As broadband spreads, places close to a rail link become increasingly attractive areas in which to live.
The Economist reported that, as part of a deal to construct new housing in Tavistock, the developer is contributing £11.5m towards a rail link into Plymouth, restoring one of the Beeching-era cuts.
Of course, new demand creates tensions, and not just over construction.
The North Devon Journal recently carried a letter from an irate businesswoman, fed up with not being able to get home after late meetings in London.
She argued that intermediate stops should be cut out so the service could be speeded up and better integrated with the mainline at Exeter.
The regular customers - students, shoppers, those with jobs in Exeter - might not see the service in the same way.
Yet she and they share a common interest in ensuring it survives.
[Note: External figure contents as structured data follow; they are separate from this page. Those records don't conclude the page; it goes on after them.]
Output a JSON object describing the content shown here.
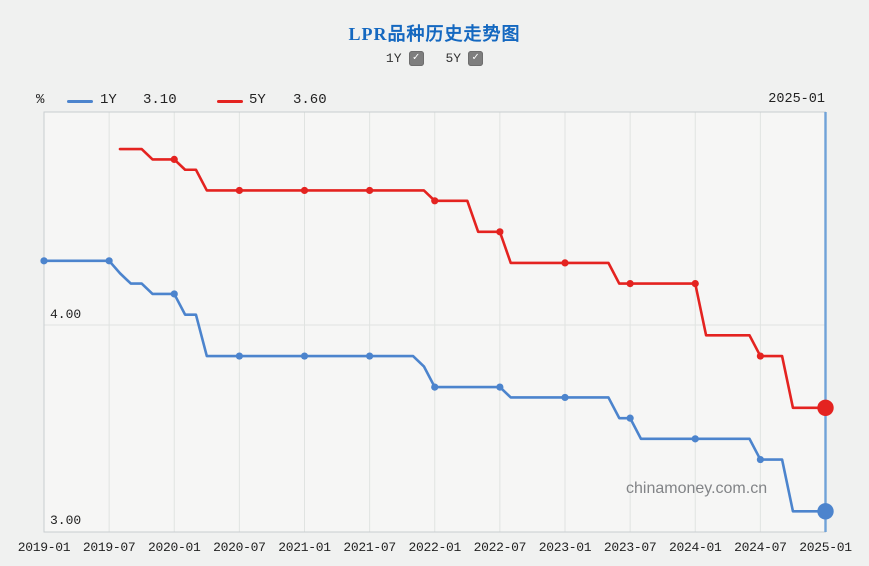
{
  "page": {
    "background": "#f0f1f0"
  },
  "header": {
    "title": "LPR品种历史走势图",
    "title_color": "#1468c0",
    "toggles": [
      {
        "label": "1Y",
        "checked": true,
        "checkmark": "✓"
      },
      {
        "label": "5Y",
        "checked": true,
        "checkmark": "✓"
      }
    ]
  },
  "legend": {
    "unit": "%",
    "items": [
      {
        "label": "1Y",
        "value": "3.10",
        "color": "#4c84cd"
      },
      {
        "label": "5Y",
        "value": "3.60",
        "color": "#e42320"
      }
    ],
    "date_readout": "2025-01"
  },
  "watermark": "chinamoney.com.cn",
  "chart_data": {
    "type": "line",
    "title": "LPR品种历史走势图",
    "ylabel": "%",
    "legend_position": "top",
    "grid": true,
    "x_start": "2019-01",
    "x_end": "2025-01",
    "x_tick_labels": [
      "2019-01",
      "2019-07",
      "2020-01",
      "2020-07",
      "2021-01",
      "2021-07",
      "2022-01",
      "2022-07",
      "2023-01",
      "2023-07",
      "2024-01",
      "2024-07",
      "2025-01"
    ],
    "x_tick_interval_months": 6,
    "y_tick_labels": [
      "4.00",
      "3.00"
    ],
    "ylim": [
      3.0,
      5.06
    ],
    "marker_every_months": 6,
    "cursor": {
      "x_label": "2025-01",
      "color": "#70a2d8"
    },
    "grid_color": "#e0e3e1",
    "border_color": "#c8cdd0",
    "plot_background": "#f6f6f5",
    "series": [
      {
        "name": "1Y",
        "color": "#4c84cd",
        "start_month": "2019-01",
        "end_value": 3.1,
        "values": [
          4.31,
          4.31,
          4.31,
          4.31,
          4.31,
          4.31,
          4.31,
          4.25,
          4.2,
          4.2,
          4.15,
          4.15,
          4.15,
          4.05,
          4.05,
          3.85,
          3.85,
          3.85,
          3.85,
          3.85,
          3.85,
          3.85,
          3.85,
          3.85,
          3.85,
          3.85,
          3.85,
          3.85,
          3.85,
          3.85,
          3.85,
          3.85,
          3.85,
          3.85,
          3.85,
          3.8,
          3.7,
          3.7,
          3.7,
          3.7,
          3.7,
          3.7,
          3.7,
          3.65,
          3.65,
          3.65,
          3.65,
          3.65,
          3.65,
          3.65,
          3.65,
          3.65,
          3.65,
          3.55,
          3.55,
          3.45,
          3.45,
          3.45,
          3.45,
          3.45,
          3.45,
          3.45,
          3.45,
          3.45,
          3.45,
          3.45,
          3.35,
          3.35,
          3.35,
          3.1,
          3.1,
          3.1,
          3.1
        ]
      },
      {
        "name": "5Y",
        "color": "#e42320",
        "start_month": "2019-08",
        "end_value": 3.6,
        "values": [
          4.85,
          4.85,
          4.85,
          4.8,
          4.8,
          4.8,
          4.75,
          4.75,
          4.65,
          4.65,
          4.65,
          4.65,
          4.65,
          4.65,
          4.65,
          4.65,
          4.65,
          4.65,
          4.65,
          4.65,
          4.65,
          4.65,
          4.65,
          4.65,
          4.65,
          4.65,
          4.65,
          4.65,
          4.65,
          4.6,
          4.6,
          4.6,
          4.6,
          4.45,
          4.45,
          4.45,
          4.3,
          4.3,
          4.3,
          4.3,
          4.3,
          4.3,
          4.3,
          4.3,
          4.3,
          4.3,
          4.2,
          4.2,
          4.2,
          4.2,
          4.2,
          4.2,
          4.2,
          4.2,
          3.95,
          3.95,
          3.95,
          3.95,
          3.95,
          3.85,
          3.85,
          3.85,
          3.6,
          3.6,
          3.6,
          3.6
        ]
      }
    ]
  }
}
It is worth recalling that prominent incomers, including the late Lord George, the former governor of the Bank of England, helped to save the night sleeper service to Cornwall when it was slated for closure.
What of the Lynton and Barnstaple Railway? Local legend has it that it ran so slowly you could jump off at the front, pick flowers, and still have time to jump back on at the end. Progress in reviving it has been similarly time consuming, and there were plenty of sceptics locally who thought restoring it was a pipe dream.
Quietly, though, its supporters have been buying up parcels of land along the old line as they come on the market.
The appropriately named Woody Bay has a working station once again. It carried more than 48,000 passengers in 2015, if only for a distance of one mile.
Last month, a planning application was submitted to extend the line by a further four and a half miles, almost a quarter of the original length.
In 1963, Richard Beeching was probably correct in his analysis that the existing rail network could not be sustained.
Yet even heavily used commuter lines still struggle to generate commercially attractive rates of profit, and public subsidy is almost as ubiquitous as it ever was.
It is understandable that politicians and taxpayers think the cost should be borne increasingly by the user instead.
Still, rail is in part a community service and some communities would wither and die without it.
As I've both thundered and dawdled through the Devon countryside in recent weeks, the question on my mind has been whether conventional cost-benefit analysis gives proper weight to that.